Это само по себе стало ретроспективным признанием в том, что, по сути, Ллойд-Джордж желал приезда в Англию Романовых не более, чем его король. А поскольку доброе имя короля строжайше охранялось и никем не ставилось под сомнение, бремя вины, само собой, было возложено на тогдашнего премьер-министра. Чиновники правительства знали, как в действительности обстояло дело, но молчали. «Насколько мне известно, за это решение ответственность несет не мистер Ллойд-Джордж, – заметил один из высокопоставленных чиновников Министерства иностранных дел, – но говорить, кто это был, представляется нецелесообразным»29.
Двумя годами позже, когда Ллойд-Джордж был занят описанием периода 1917–1918 годов в своих шеститомных «Военных мемуарах», пришел его черед на собственной шкуре испытать масштаб государственной политики замалчивания фактов.
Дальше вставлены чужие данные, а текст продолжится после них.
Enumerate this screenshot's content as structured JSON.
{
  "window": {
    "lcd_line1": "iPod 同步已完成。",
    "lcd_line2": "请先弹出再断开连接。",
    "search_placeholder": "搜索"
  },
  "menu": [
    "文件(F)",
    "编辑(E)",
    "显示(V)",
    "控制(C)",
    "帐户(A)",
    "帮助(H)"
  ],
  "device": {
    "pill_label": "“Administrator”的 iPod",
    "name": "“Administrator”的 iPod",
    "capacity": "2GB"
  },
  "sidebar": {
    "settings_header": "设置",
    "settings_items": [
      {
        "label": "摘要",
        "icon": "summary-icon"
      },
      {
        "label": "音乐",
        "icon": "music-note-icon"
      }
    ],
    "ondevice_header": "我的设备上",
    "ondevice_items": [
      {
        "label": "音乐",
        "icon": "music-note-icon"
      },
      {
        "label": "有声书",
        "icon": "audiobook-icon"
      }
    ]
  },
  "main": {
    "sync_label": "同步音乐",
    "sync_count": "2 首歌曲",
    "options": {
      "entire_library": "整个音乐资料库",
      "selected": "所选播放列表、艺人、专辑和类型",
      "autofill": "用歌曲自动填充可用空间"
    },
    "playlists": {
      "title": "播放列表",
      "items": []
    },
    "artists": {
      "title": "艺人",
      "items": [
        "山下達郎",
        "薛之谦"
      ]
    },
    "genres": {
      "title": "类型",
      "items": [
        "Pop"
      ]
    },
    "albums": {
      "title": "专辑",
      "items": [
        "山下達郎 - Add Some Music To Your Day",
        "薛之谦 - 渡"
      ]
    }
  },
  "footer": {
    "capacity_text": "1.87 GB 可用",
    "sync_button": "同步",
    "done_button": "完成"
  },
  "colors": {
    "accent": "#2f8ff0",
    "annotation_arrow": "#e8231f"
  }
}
До сих пор анализ той части мемуаров Ллойд-Джорджа, которая касалась вопроса о предоставлении убежища Романовым, не выявил ничего, кроме прямой констатации того, что его заставили вымарать целую главу, посвященную этой истории, чтобы защитить репутацию короля. Все предположения по этому поводу всегда сводились к тому, что рукопись этой вымаранной главы была уничтожена. На самом деле это не так, и ее напечатанные на машинке страницы дошли до нас и хранятся в Парламентских архивах Вестминстера. Проделав некоторые изыскания, я смогла обнаружить ее благодаря ее краткому анализу, сделанному бывшим сотрудником Министерства иностранных дел Китом Хэмилтоном в сборнике научных эссе, опубликованном в 2013 году30. Сама глава тяжела для чтения и ничем не примечательна, зато о многом говорят карандашные пометки на ее полях, сделанные официальными лицами, которые проверяли ее, решая вопрос о ее публикации. Как это часто бывает, суть дела можно найти именно в заметках на полях – в том, о чем в самих официальных документах умалчивается или что было нарочно вымарано. Было очень волнительно получить в руки это важное документальное свидетельство.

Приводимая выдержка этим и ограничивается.